You've provided a number of reasons why the cord might not have to be 20kN strong, in some circumstances. None of them are reasons why it doesn't have to be 20kN strong.
Who says this all happens in the first fall? What if you have partial anchor failure due to one fall, resulting in one piece taking more of the load on another fall? It's in a second fall when the rope will be less shock-absorbing anyway.
A more likely situation would be that the angle between the arms is 90 degrees (or becomes 90 degrees when things stretch and tighten down a bit in a fall onto it). Then the load on each arm is about 70% of the load on the power point.
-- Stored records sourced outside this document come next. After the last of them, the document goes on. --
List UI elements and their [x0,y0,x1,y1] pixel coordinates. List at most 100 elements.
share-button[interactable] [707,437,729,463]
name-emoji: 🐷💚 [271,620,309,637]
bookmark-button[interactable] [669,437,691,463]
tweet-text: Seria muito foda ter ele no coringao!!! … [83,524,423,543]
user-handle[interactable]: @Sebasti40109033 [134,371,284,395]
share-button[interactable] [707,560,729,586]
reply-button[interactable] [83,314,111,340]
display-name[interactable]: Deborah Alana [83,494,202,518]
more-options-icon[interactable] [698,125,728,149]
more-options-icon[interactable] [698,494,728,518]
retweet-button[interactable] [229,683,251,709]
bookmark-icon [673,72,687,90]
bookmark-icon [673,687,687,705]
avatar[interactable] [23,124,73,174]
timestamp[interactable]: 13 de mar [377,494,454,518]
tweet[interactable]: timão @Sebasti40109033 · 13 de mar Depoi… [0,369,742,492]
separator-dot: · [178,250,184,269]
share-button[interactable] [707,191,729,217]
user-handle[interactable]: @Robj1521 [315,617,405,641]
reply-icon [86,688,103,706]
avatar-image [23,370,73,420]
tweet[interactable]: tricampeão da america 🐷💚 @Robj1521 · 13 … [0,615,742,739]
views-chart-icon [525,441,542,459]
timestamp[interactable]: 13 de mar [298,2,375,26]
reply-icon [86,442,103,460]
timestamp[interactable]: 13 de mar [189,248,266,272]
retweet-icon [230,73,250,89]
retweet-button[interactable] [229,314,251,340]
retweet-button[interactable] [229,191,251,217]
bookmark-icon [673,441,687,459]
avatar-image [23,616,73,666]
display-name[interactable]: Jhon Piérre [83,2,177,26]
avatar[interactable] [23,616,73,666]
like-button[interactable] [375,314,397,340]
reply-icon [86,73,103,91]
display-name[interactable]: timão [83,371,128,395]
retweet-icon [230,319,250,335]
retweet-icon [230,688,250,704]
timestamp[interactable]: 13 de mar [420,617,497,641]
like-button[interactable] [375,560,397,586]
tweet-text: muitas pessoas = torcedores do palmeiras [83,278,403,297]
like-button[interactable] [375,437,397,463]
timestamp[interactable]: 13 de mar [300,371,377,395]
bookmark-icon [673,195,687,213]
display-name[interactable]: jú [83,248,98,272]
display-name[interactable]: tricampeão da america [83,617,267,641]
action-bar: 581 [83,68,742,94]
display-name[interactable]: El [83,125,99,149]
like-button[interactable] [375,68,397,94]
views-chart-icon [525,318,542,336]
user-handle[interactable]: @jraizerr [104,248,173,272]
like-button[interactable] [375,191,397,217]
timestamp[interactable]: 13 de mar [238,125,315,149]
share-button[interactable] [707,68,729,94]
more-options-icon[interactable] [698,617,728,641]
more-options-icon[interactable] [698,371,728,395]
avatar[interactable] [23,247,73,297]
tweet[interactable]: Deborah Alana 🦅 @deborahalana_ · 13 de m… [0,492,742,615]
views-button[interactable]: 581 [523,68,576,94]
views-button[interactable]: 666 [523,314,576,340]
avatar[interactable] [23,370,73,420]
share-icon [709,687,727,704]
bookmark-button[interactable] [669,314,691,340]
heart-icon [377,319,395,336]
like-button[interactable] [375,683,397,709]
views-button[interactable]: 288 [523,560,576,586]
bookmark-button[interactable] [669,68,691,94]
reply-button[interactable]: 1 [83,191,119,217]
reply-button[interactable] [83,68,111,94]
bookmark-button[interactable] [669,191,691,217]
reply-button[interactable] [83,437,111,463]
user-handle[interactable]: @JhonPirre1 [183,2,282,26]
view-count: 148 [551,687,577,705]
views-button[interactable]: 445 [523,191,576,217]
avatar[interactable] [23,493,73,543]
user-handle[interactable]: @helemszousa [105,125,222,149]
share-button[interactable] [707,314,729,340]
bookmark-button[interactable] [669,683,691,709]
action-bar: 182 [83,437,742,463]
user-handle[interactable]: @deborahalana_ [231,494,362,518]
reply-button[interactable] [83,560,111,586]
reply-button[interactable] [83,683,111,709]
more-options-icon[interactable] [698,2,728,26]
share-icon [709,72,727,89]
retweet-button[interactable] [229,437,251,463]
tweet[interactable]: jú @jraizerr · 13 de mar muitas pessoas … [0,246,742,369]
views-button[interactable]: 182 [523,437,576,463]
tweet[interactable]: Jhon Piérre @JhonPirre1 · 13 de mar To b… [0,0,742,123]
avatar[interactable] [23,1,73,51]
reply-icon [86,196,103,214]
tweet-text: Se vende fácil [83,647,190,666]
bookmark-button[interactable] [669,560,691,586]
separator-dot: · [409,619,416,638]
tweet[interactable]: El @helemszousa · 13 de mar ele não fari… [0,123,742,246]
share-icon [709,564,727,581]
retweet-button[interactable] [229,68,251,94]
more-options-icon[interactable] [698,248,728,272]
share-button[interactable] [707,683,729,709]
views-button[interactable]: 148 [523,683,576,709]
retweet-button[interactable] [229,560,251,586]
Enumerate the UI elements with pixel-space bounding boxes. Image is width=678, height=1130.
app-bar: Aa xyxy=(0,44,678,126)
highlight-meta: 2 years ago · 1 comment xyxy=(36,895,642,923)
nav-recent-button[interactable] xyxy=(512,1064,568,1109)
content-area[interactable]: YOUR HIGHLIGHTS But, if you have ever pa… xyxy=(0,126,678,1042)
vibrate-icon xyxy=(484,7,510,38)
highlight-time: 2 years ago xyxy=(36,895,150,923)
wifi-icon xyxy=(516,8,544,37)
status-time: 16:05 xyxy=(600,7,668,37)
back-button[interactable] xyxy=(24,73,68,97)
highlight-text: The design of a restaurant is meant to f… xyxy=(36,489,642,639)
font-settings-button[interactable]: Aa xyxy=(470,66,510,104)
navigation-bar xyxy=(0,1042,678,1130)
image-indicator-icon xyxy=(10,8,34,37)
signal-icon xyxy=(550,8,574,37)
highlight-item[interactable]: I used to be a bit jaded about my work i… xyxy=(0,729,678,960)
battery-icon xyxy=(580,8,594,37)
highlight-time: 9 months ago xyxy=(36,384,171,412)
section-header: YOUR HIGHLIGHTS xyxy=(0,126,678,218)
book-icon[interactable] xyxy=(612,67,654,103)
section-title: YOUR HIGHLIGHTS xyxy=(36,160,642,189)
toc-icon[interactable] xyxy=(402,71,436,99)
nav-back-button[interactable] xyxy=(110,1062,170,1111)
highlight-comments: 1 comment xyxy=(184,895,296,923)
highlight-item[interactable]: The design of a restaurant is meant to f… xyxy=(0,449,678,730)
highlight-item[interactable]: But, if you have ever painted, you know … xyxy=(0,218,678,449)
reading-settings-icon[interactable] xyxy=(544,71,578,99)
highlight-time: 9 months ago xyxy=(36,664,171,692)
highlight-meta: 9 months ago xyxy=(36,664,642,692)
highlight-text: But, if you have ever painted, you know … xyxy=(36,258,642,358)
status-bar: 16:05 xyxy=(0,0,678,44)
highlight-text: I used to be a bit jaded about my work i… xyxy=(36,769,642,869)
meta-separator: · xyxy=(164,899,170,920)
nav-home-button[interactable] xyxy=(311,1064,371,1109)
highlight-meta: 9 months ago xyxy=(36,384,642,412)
Suppose the load on the power point is 10kN. Then the load on each arm is about 7kN. If the cord has a 10kN MBS and the clove hitch reduces its strength by half then each strand of cord with a clove hitch in it is 5kN strong. 5/7 is about 71%. So if 71% or more of the load in either arm of the equalette is on one of the clove-hitched pieces (which will ALWAYS happen once the length of cord from the power point to the clove hitch is sufficiently different), then the cord will fail. This doesn't seem like such an unlikely scenario.
I agree that none of this warrants carrying around 20kN cord. But it might warrant not using an equalette.
But I don't think that either. I think knudeNoggin is on to something, and my assumptions about strength reduction due to knots are wrong. I think that cord doesn't decrease in strength due to knots--even clove hitches--nearly as much as I have assumed.
I'll check into published cordelette tests and post again.